I know much more about my mother’s family, and her mother’s
family. Here is a formal photo, from about 1928. My mother, Leah, sitting
demurely in front, looks to be about 10, and her sister, Anita, standing next
to her, would have been about four. Their parents stand behind them on the
right, their mother, Elizabeth, gazing
appraisingly toward the camera, their father, Sam, looking anywhere but at the
camera. Had he lost his job by this point? He was a fur worker, a union organizer,
and a member of the Communist Party, and the “reds” were being hounded out of
fur shops in the 1920s by company goons, according to Philip Foner’s history of
the Fur and Leather Workers Union, published in the late 1940s—which includes Grandpa
Sam in the index and in the photo insert. He and his union colleagues sometimes
sat in front of fur and leather shops, where many Jews worked, and
ostentatiously ate ham sandwiches; they were trying to break the religious hold
on workers by showing they wouldn’t be struck down for eating traife.
I don’t
know what occasioned this photo. Everyone is very dressed up, especially my
great-grandmother, sitting on the left. My grandmother, the oldest of three
children, is the plainest dressed in this photo. Did this bother her? My mother
told me her mother was a good wife: her husband was a leftist, so she was, but
if she had married a rabbi, she would have been a good rebbetzin.
My mother’s
Aunt Esther is on the left, with her husband, Morris Rappaport. Morris was a
CPA, and prosperous. When I was young and visiting the relatives in Brooklyn,
Esther showed off her mink coat. Her sister didn’t have a mink coat or a fur of
any kind. My mother tells me that when she was young and her father was still
working in the fur shops, he would bring home scraps of fur and put them
together into little fur coats for her and her sister. Morris remained lean
throughout his life, while Esther became more corpulent, like her mother. In
1930, they had one daughter, Honey Lee, who had rheumatic fever as a child.

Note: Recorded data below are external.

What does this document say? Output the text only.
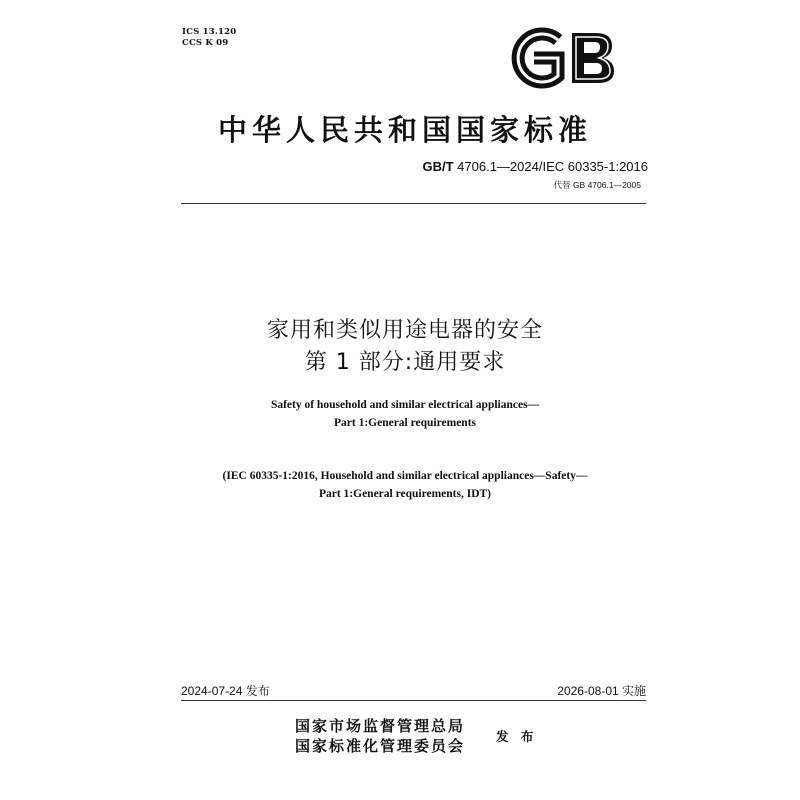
ICS 13.120
CCS K 09
中华人民共和国国家标准
GB/T 4706.1—2024/IEC 60335-1:2016
代替 GB 4706.1—2005
家用和类似用途电器的安全
第 1 部分:通用要求
Safety of household and similar electrical appliances—
Part 1:General requirements
(IEC 60335-1:2016, Household and similar electrical appliances—Safety—
Part 1:General requirements, IDT)
2024-07-24 发布	2026-08-01 实施
国家市场监督管理总局
国家标准化管理委员会
发 布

That damaged her heart, and she died in her thirties. Honey was born 12 years
after my mother, I was born 12 years after Honey, and Honey’s first daughter,
Randy, was born 12 years after me. I broke the pattern when Christie wasn’t
born until Randy was 18—and I was out of touch with the part of the family
Honey’s
husband worked at NBC as some sort of technician, and when I was six or seven,
he got me onto The Howdy Doody Show
as one of the Peanut Gallery. I really didn’t want to be part of the show, I
just wanted to watch it, so being in it felt excruciatingly awkward. I sat in
the back, so as to be as invisible as possible.
My mother’s
Uncle Louie, in the center, is not married yet in this photo. He and his wife,
Millie, had no children, so my mother had only one cousin on her mother’s side.
Louie was a liquor salesman, and he also was on the corpulent side. My
grandmother was the only one who remained slim. My mother told me that there
was constant feuding in the family, Liz and Esther against Louie, Louie and Liz
against Esther, Esther and Louie against Liz. My mother found this very
upsetting, but I was totally unaware of this emotional upheaval. Was it just my
self-absorption?
My
grandmother was the only one born back in Russia, in the town of Khotin (or
Hotin, or Chotin, depending on whether you were writing it in Russian,
Ukrainian, or Yiddish), near the border with the Ottoman Empire. The
region was called Bessarabia, and when I asked my grandparents where they were
from, they would say Bessarabia, not Russia. Nathan Mucinic, my
great-grandfather, sitting on the right, was the only son in a family of seven
children. His family owned a cigarette factory, and when Nathan’s father died,
his mother ran the factory herself for a while, but her son took over.
When Nathan
stopped paying the czar’s cigarette tax, he feared retaliation. He had traveled
to New York with his oldest daughter, then only five, around 1900, then
returned home. A few years later, he went back to New York with his wife and
daughter and settled in what was called the East Side, now known as the Lower
East Side or the East Village. By this time he had changed his name from
Mucinic to Ohrenstein, presumably to hide his identity from any czarist police
who might be after him.
The family
lived on the second floor of an apartment on East 9th Street facing Tompkins
Square Park. For a time, they ran a restaurant in their apartment for “landsman,” people from their region of the Old World; presumably, they would know
how to make food in this New World taste familiar. This is where my mother’s
parents met.
Nathan
continued his taste for flouting the law. He owned a car that he
claimed was bullet-proof, bought from a gangster. In the Prohibition era, he
also had a license to make sacramental wine, and presumably sold it to
speakeasies. Leah also remembers sitting in the kitchen with her mother,
grandmother, and aunt, signing different names in different handwriting to long
sheets of paper; she thinks these were political petitions to get favored
candidates onto the ballot. Another job for which Nathan was paid by Tammany
Hall, the local Democratic machine?
Here’s a
photo of his gravestone. One of these days I will go to the Center for Jewish
History and see if I can find out where in Brooklyn it is.